Serving the countries and territories of the Arabic League and beyond, this Middle Eastern collection of more than 4,000 Arabic e-books covers a broad range of academic subjects, including art, biography, business, child development, education, medicine, social sciences, humanities, Islamic studies, history, law, music, religion, political science, technology, engineering and more.

Arab World Research Source (Trial until 31st March)

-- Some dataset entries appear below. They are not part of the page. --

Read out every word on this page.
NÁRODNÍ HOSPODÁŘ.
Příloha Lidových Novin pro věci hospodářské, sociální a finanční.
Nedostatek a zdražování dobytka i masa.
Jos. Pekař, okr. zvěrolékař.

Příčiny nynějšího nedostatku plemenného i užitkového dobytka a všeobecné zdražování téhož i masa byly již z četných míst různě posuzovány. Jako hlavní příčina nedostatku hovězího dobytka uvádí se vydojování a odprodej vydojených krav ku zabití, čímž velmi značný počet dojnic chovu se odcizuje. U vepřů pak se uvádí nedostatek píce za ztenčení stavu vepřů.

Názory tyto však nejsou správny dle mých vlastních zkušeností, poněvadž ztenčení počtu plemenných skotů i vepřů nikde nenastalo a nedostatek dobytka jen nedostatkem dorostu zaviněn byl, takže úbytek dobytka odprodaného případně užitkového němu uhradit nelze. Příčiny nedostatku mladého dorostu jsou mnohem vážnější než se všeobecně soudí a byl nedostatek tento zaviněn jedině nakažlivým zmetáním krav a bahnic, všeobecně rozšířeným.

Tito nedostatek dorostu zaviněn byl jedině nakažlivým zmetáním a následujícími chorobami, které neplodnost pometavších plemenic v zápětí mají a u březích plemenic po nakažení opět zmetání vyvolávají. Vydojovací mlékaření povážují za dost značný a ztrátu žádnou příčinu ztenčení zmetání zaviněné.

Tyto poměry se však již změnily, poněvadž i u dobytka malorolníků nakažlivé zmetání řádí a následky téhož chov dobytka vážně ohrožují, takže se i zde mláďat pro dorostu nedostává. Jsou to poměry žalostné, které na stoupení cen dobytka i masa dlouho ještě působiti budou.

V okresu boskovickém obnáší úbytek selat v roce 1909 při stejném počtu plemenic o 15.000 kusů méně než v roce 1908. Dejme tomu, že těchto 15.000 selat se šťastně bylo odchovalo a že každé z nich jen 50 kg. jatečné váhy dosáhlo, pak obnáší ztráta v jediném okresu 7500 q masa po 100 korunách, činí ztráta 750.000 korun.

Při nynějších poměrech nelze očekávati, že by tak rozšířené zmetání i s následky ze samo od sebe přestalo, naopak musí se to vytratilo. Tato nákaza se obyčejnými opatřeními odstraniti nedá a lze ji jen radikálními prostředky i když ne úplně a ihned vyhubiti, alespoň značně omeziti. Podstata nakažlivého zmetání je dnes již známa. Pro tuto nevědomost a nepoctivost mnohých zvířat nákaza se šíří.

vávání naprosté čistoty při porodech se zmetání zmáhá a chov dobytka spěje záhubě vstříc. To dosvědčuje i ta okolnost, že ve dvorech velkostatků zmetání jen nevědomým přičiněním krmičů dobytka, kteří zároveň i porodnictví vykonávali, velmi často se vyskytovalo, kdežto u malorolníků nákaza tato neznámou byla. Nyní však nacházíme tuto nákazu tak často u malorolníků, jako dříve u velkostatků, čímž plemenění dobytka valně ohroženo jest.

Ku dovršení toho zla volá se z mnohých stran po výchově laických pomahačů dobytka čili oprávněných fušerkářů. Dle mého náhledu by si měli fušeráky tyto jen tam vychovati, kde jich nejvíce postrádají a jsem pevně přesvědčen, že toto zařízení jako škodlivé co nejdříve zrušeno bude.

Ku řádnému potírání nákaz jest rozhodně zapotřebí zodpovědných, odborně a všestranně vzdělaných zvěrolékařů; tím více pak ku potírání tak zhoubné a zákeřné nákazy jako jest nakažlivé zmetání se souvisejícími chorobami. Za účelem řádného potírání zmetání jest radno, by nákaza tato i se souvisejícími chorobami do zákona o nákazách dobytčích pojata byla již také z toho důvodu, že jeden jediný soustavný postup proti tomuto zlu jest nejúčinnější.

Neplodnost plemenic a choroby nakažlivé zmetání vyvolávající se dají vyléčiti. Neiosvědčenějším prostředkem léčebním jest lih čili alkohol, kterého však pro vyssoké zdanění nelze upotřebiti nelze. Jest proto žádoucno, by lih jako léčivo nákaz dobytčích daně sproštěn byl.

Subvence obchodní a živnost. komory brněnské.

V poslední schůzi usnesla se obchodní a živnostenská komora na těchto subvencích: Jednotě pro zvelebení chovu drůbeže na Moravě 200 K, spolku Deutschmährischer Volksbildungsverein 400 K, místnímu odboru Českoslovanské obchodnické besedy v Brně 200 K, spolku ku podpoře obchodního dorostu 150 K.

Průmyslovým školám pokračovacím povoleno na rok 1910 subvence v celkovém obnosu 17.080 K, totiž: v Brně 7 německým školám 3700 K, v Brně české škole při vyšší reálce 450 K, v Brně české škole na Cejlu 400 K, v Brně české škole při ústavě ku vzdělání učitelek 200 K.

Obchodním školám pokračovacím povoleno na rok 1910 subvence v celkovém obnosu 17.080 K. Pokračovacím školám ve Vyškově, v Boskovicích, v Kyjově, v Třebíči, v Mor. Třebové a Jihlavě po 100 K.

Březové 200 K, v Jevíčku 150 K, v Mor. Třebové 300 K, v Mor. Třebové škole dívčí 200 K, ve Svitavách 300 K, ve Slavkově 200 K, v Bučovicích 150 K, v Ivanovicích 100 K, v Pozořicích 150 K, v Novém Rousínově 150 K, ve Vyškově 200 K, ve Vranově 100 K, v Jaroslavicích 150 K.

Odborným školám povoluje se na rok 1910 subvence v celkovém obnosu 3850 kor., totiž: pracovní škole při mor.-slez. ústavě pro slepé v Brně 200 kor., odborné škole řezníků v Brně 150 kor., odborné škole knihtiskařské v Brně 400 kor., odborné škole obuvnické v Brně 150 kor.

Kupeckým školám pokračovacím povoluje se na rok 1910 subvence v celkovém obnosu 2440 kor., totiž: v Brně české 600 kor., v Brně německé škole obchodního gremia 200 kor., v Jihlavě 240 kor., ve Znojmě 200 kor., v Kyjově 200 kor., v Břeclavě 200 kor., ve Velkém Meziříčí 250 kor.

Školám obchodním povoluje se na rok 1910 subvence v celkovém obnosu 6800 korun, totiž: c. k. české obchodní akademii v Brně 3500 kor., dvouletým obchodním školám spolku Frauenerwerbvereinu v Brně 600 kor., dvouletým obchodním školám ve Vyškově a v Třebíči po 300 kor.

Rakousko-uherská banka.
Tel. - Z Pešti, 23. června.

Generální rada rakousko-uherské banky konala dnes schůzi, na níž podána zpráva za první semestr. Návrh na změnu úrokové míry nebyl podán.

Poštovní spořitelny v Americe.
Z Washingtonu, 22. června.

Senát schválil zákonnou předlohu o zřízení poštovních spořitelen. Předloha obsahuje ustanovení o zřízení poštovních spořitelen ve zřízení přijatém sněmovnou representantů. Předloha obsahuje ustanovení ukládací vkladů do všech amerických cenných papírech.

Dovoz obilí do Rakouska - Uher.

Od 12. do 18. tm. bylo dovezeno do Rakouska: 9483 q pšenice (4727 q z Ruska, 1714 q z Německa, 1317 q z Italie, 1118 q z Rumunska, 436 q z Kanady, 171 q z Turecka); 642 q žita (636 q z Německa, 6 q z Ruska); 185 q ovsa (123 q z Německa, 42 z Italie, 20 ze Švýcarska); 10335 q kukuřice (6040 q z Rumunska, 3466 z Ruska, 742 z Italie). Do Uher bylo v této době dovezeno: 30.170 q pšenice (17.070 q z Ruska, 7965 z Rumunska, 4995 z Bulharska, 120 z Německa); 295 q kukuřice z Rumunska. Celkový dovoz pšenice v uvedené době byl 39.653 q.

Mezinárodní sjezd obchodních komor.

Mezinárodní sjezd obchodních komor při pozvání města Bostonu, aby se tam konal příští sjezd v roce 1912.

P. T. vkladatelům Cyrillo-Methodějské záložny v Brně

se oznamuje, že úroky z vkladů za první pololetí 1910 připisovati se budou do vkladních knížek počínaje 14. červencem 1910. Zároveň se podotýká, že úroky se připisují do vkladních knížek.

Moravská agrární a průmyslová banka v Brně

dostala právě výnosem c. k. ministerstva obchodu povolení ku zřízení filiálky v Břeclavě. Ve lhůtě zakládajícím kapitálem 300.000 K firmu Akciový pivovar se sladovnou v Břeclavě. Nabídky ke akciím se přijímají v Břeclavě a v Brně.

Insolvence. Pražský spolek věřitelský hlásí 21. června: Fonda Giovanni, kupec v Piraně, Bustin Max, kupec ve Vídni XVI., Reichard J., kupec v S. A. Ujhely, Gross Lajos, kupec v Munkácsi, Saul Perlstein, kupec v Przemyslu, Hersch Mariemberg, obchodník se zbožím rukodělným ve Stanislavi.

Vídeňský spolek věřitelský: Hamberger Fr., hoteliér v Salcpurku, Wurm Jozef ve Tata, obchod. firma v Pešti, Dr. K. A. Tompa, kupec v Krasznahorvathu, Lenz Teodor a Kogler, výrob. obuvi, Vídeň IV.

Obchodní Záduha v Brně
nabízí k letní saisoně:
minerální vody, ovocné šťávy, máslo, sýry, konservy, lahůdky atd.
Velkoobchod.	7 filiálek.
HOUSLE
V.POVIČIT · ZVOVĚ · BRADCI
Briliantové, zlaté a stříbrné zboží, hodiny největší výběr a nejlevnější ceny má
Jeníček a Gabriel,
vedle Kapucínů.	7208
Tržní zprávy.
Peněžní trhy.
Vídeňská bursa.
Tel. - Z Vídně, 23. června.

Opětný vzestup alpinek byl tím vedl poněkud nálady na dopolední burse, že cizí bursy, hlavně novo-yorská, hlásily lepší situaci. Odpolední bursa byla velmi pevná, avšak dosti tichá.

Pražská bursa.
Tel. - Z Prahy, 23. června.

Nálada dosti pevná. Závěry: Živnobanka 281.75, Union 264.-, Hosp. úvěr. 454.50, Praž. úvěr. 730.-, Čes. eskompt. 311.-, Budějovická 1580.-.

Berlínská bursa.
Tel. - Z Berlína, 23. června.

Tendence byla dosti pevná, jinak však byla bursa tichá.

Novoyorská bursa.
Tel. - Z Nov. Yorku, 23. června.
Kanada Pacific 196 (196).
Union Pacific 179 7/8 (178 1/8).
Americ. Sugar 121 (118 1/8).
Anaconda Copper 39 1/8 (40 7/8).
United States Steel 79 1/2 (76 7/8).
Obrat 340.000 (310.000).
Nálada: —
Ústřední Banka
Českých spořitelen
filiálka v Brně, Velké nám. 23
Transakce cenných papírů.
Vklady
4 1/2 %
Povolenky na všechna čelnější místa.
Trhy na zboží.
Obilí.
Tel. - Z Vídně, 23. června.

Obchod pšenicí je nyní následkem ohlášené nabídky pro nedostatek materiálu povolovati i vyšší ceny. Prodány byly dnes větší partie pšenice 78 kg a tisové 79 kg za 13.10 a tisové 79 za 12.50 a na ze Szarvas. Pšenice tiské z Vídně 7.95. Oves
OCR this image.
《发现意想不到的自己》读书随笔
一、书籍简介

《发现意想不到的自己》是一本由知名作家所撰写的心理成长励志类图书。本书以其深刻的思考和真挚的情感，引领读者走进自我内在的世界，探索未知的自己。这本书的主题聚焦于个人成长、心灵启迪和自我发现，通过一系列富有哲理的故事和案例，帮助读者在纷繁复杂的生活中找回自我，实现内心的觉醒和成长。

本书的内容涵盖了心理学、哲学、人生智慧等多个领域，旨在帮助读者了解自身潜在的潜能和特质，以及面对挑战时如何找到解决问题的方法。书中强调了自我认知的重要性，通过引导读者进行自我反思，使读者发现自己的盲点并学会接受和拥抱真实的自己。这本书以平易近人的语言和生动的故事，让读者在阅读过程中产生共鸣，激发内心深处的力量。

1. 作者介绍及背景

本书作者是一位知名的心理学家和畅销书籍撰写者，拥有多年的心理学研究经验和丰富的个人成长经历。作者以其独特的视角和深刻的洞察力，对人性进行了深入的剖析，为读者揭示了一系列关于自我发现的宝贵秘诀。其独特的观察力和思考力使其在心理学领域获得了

This unique full-text database is ideal for students and researchers of Arabic Studies, Middle Eastern Studies and Islamic Studies. Covering many major subject disciplines, it offers academic journals, magazines, trade publications, conference papers and industry profiles that are published in or pertain specifically to the Arab World.

Islam in the Modern World (1804-1918) (Trial until 31st March)

Islam in the Modern World, 1804-1918 addresses the beliefs, practices, theology, spirituality, and history of Islam. Content includes biographies of the Prophet Muhammad, works comparing Christianity and Islam, key theological and philosophical texts (including the Quran), relevant mystical and spiritual works, and texts surveying the history of Islam.